Excavations were necessary because to secure the stone for the future the whole of the adjacent soil had to be removed down to the rock level, so that it could be replaced by concrete.
Fig. 18.—The frame used to locate the finds.
All results were registered by Professor Gowland in relation to a datum line 337·4 feet above sea level. The material was removed in buckets, and carefully sifted through a series of sieves 1-inch, 1⁄2-inch, 1⁄4-inch, and 1⁄8-inch mesh, in order that the smallest object might not be overlooked.
From the exhaustive account of his work given by Professor Gowland to the Society of Antiquaries (Archaeologia, lviii.), I gather three results of the highest importance from the point of view I am considering. These were, first, the finding of an enormous number of implements; secondly, the disposition and relative quantities of the chippings of the sarsen and blue stones; and thirdly, the discovery of the method by which the stones were originally erected.
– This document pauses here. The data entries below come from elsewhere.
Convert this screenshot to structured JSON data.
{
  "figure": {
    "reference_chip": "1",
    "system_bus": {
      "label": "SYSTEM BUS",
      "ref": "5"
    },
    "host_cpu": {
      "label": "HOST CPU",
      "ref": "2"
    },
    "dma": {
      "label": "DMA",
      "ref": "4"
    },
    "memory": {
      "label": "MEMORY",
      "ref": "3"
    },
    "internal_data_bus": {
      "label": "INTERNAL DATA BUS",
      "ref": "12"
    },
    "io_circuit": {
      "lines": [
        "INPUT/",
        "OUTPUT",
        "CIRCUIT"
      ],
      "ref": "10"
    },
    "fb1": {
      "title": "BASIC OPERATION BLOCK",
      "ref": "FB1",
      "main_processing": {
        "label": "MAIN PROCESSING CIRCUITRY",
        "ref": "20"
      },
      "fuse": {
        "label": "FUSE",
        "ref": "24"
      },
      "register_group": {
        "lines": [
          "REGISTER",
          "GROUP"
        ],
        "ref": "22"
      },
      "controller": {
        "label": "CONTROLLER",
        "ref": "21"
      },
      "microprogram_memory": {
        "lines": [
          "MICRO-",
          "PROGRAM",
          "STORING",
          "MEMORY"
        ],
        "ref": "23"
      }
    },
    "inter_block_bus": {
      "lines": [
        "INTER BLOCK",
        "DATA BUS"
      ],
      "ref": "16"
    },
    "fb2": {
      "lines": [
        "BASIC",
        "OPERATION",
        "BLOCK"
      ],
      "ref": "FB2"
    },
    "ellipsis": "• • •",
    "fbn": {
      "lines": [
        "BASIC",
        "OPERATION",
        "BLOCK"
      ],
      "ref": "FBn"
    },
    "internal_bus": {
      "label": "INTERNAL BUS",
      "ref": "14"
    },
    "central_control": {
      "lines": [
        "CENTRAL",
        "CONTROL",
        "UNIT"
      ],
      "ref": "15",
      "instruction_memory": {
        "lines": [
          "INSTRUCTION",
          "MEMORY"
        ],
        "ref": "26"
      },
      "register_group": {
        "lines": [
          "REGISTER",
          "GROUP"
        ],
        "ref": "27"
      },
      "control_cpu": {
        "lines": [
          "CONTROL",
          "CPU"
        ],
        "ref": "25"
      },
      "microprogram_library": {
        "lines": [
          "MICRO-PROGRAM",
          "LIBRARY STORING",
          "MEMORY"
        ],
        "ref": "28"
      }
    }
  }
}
I will take the implements first. This, in a condensed form, is what Professor Gowland says about them:—
More than a hundred flint implements were found, and the greater number occurred in the stratum of chalk rubble which either directly overlaid or was on a level with the bed rock. They may all be arranged generally in the following classes:—
Class I.—Axes roughly chipped and of rude forms, but having well-defined, more or less sharp cutting edges.